Tribe I also using these recorded speeches in a more obvious way. He reenacts these in order to inspire people to feel like they can do something about the present political state. “Tribe reenacts speeches to amplify the echo of history and address problems of the present. He looks at Vietnam to talk about Iraq and insists on [their] continued relevance.”[7] In fact this whole series was inspired when Tribe noticed that his students at Brown University were quiet and nonresponsive despite the political turmoil going on every day.

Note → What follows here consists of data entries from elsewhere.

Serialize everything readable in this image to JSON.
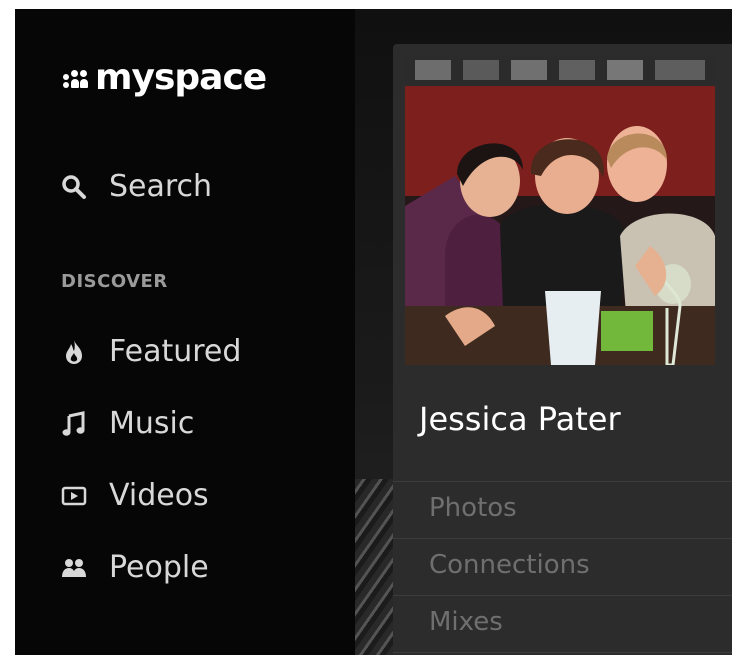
{
  "app": {
    "brand": "myspace"
  },
  "search": {
    "label": "Search"
  },
  "discover": {
    "heading": "DISCOVER",
    "items": [
      {
        "label": "Featured",
        "icon": "flame-icon"
      },
      {
        "label": "Music",
        "icon": "music-note-icon"
      },
      {
        "label": "Videos",
        "icon": "video-play-icon"
      },
      {
        "label": "People",
        "icon": "people-icon"
      }
    ]
  },
  "profile": {
    "name": "Jessica Pater",
    "links": [
      {
        "label": "Photos"
      },
      {
        "label": "Connections"
      },
      {
        "label": "Mixes"
      }
    ]
  },
  "colors": {
    "sidebar_bg": "#060606",
    "card_bg": "#2c2c2c",
    "text_primary": "#ffffff",
    "text_nav": "#d8d8d8",
    "text_muted": "#6f6f6f"
  }
}
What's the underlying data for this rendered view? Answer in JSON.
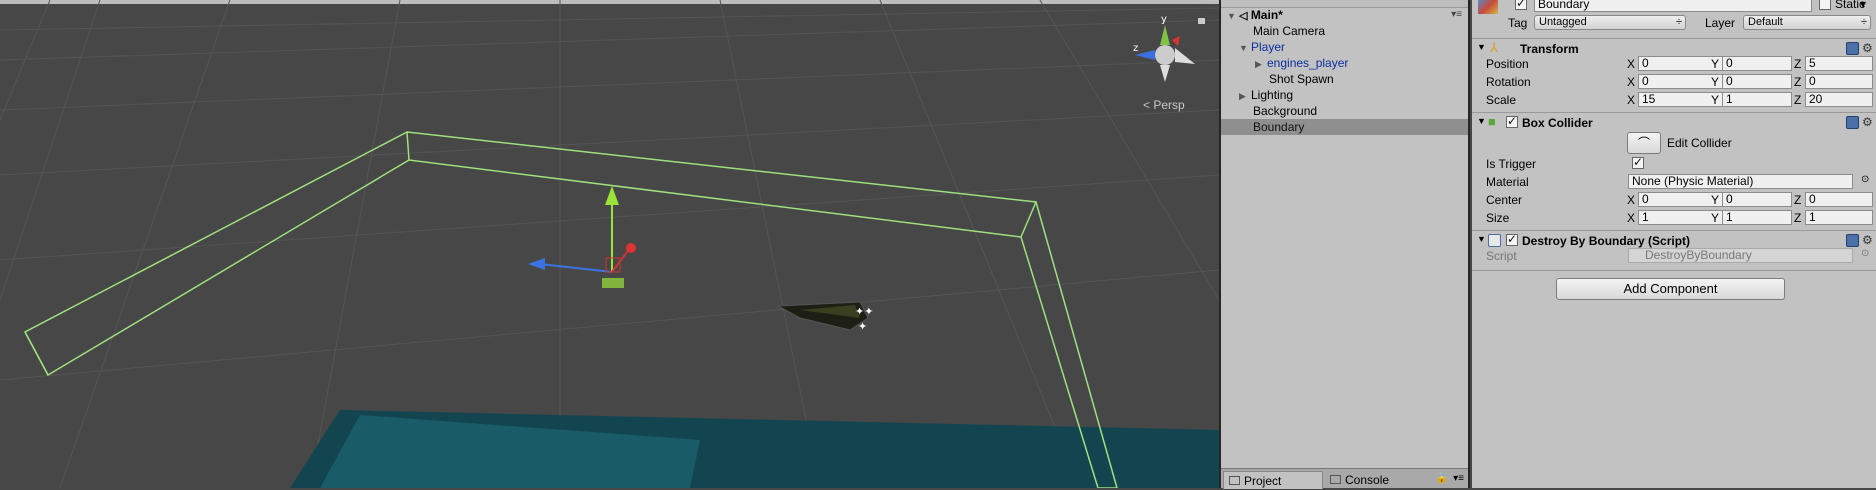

Mark Tribe is an Assistant Professor of Modern Culture and Media at Brown University, where he originally received his BA. He continues to work with digital media, and is has recently worked on a project called “Star Spangled Cover” in which Greg Tate and Andre Lassalle play guitar in front of green screen. These screens are then filled in and the video is broadcast on utube.com. Tribe continues to create socially and culturally explorative works that allow the viewer to interact with the works, and evolve along with the art.
[1] “MCM Faculty and Staff: Mark Tribe.” Modern Culture and Media at Brown University. <http://www.brown.edu/Departments/MCM/people/tribe/> (August 25, 2009)
[2] Tribe, Mark. “Mark Tribe’s Portfolio.” MarkTribe.net, (August 19, 2009): <http://www.marktribe.net/art/>
(August 27, 2009)
[3] “Rhizome” Rhizome at the New Museum (August 27, 2009): <http://rhizome.org/info/> (August 27, 2009)
[4] Tribe, Mark. “Mark Tribe’s Portfolio.” MarkTribe.net, (August 19, 2009): <http://www.marktribe.net/art/> (August 27, 2009)
[5] Whipple, Elizabeth. “Port Huron Project Comes to Oakland August 2.” Oakland Museum of California (July 2, 2008): <http://www.museumca.org/press/press_port_huron.html?month=08> (August 26, 2009)
[6] Ulke, Christina. “Politics by Other Means.” Journal of Aesthetics and Protest
[7] Del Pesco, Joseph. “Mark Tribe, The Liberation of Our People: Angela Davis 1969/2008 DeFremery Park, Oakland, CA” X-TRA 11, no 4 (Summer 2009): 30-32.